Tuesday, December 20, 2005

O REGISTO CIVIL AUTÁRQUICO

Há relativamente pouco tempo, um paciente discutia comigo o “fracasso” de uma relação amorosa. Casado há cerca de cinco anos, o matrimónio decorria conflituoso, amargo. A mulher não o “compreendia”. O que quer isso dizer, interrogo. Tratava-se, como é demasiado frequente, de uma disputa narcísica travada entre dois seres, obviamente diferentes. Porém, para o “meu” paciente, essa diferença consubstanciava-se na diferença de gostos, de hábitos, de estilos de vida.

Umas consultas adiante, uma luz outra inicia o esclarecimento do conflito. O “Zé”, chamemos-lhe assim, o que queria mesmo é que ela se transformasse à sua própria ideia do mundo, era-lhe quase insuportável a diferença.

Formulei-lhe então a sugestão de que o seu desejo era, tão só, uma forma de cadaverização do outro. Apropriação de uma identidade que, dessa forma, desaparecia para que ele e só ele existisse.

O paciente inicia uma reflexão sobre esta questão, para a qual propus um nome amódio. Em nome do amor, odiar o outro na sua radical alteridade.

Progressivamente deprime-se, pensa. Agora perante o seu próprio espelho, repensa o que é estar a dois. Ao Zé, que tem trinta e cinco anos, pergunto-lhe um dia: “Você passou trinta anos da sua vida solteiro. Acha mesmo que a parte da sua mente solteira de trinta anos passou realmente a casada, lá porque assinou um papel? Ou seja, a reposição do senso-comum , para além do senso-comum. Um bilhete de identidade diz hoje “solteiro”, amanhã “casado”. E a identidade do sujeito, quanto tempo precisa para casar?

Zé surpreende-se perante a evidência. Sobre esta continuamos ainda hoje a pensar, a transformar, a criar par e passo um projecto de mudança.

Trago hoje para aqui este exemplo tirado do meu dia a dia como psiquiatra, para o repor no país, na cena política de hoje.

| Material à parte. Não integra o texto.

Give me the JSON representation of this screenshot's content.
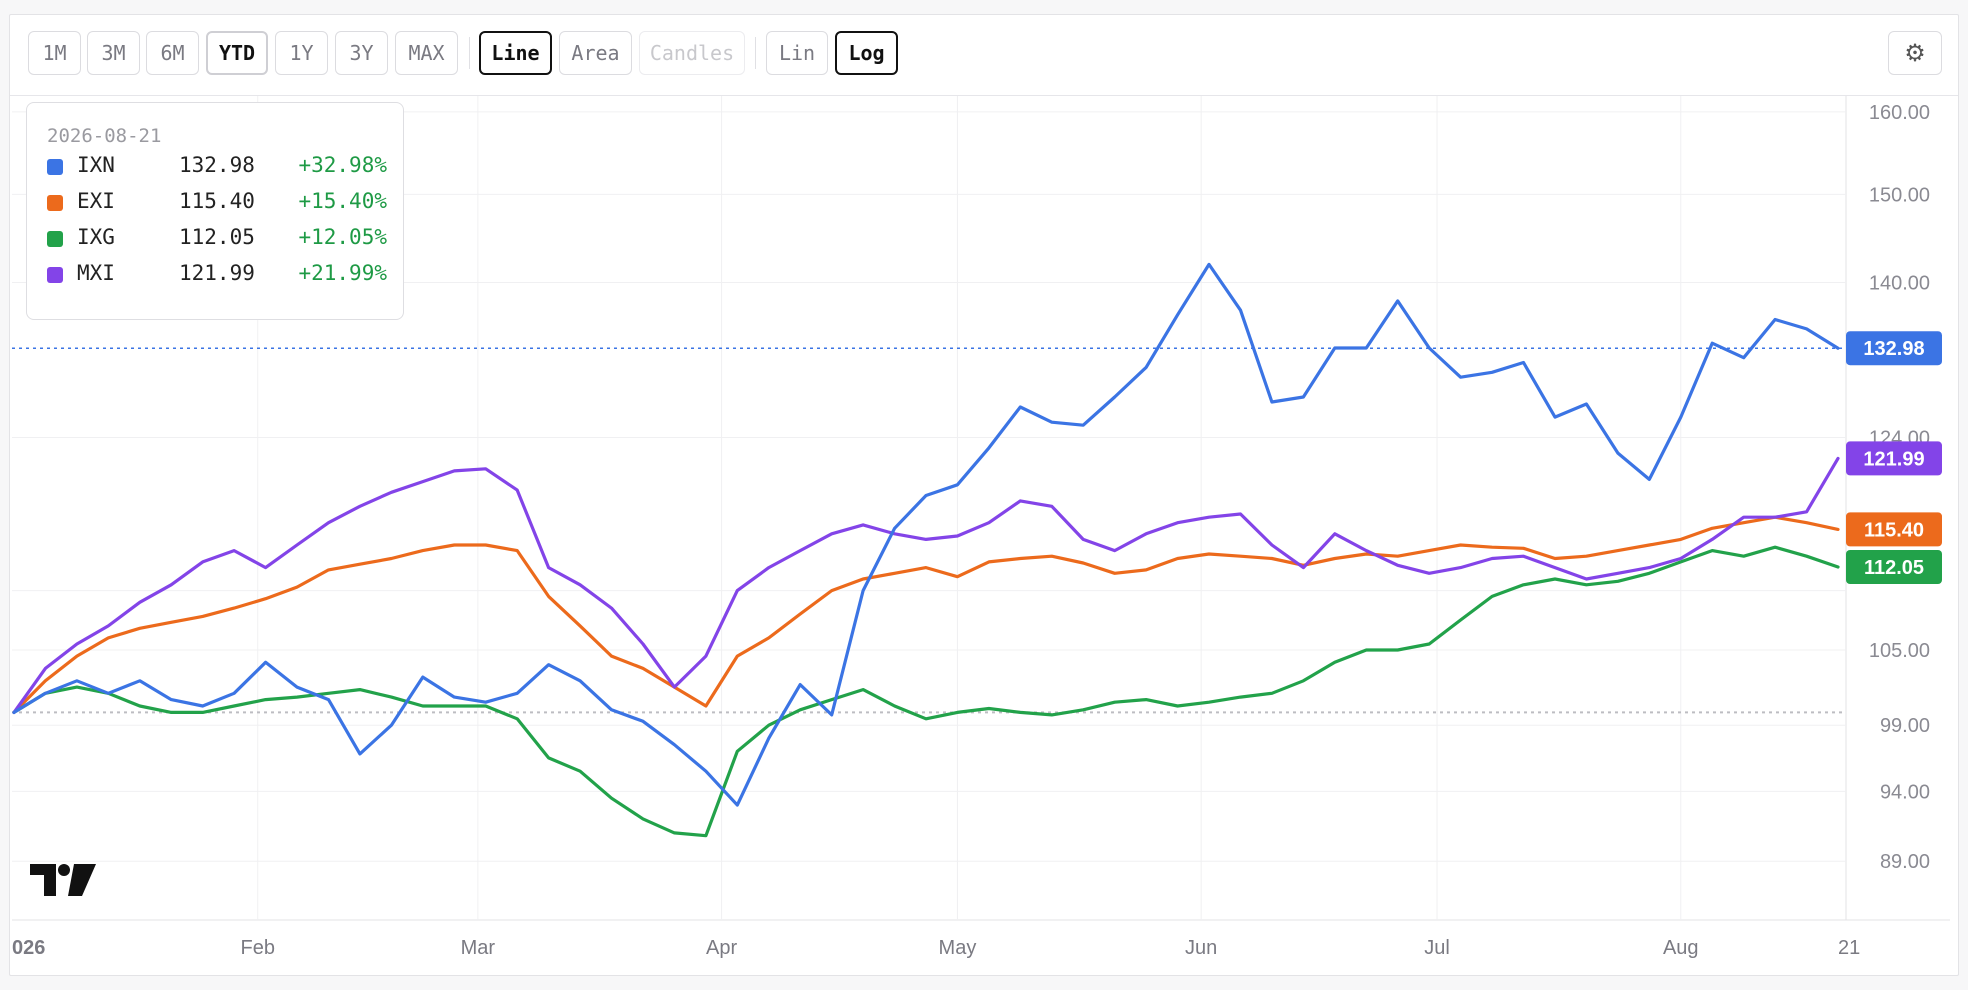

A minha proposta reflexiva é da seguinte ordem. Democracia e partidos políticos casaram-se na Conservatória da Representatividade. Mas os discursos produzidos, durante e depois da campanha autárquica, levam-me a uma pergunta simples, elementar. Toleram os partidos a diferença democrática? Não serão “Zés” exigindo que a democracia seja igual a eles? Reflexo deles?

É que, para além das divergências que cada um pode ter sobre este ou aquele autarca, uma dimensão outra se impôs. A eleição de candidatos independentes mostrou que a democracia, tal como a mulher do Zé, existe para além dos partidos. Goste-se ou não. Goste o Zé ou não. A questão não é, portanto, tal como no casamento do meu paciente, remetível para a fala grossa, em que nalguns casais, voam pratos e copos.

A questão é se a democracia pode ser cadaverizada pelos partidos, fazendo daquela tão só um espelho do seu desejo, da sua vontade de poder. Ou ainda, se o casamento realmente se efectuou. É que se cinco anos na vida de um casal é realmente pouco, trinta e um anos de coabitação democrática é ainda menos para um povo, um país.

Aceitar o efeito da diferença é o que se espera de um casal. Queiram ou não os aparelhos partidários, a democracia existe, afirma-se para além deles.

O justicialismo apregoado, a ideia de um país mesquinho habitado por um povo-choldra, são também (não só, mas também) efeitos de um registo inconsciente de que os falantes partidários se constituíram como eco.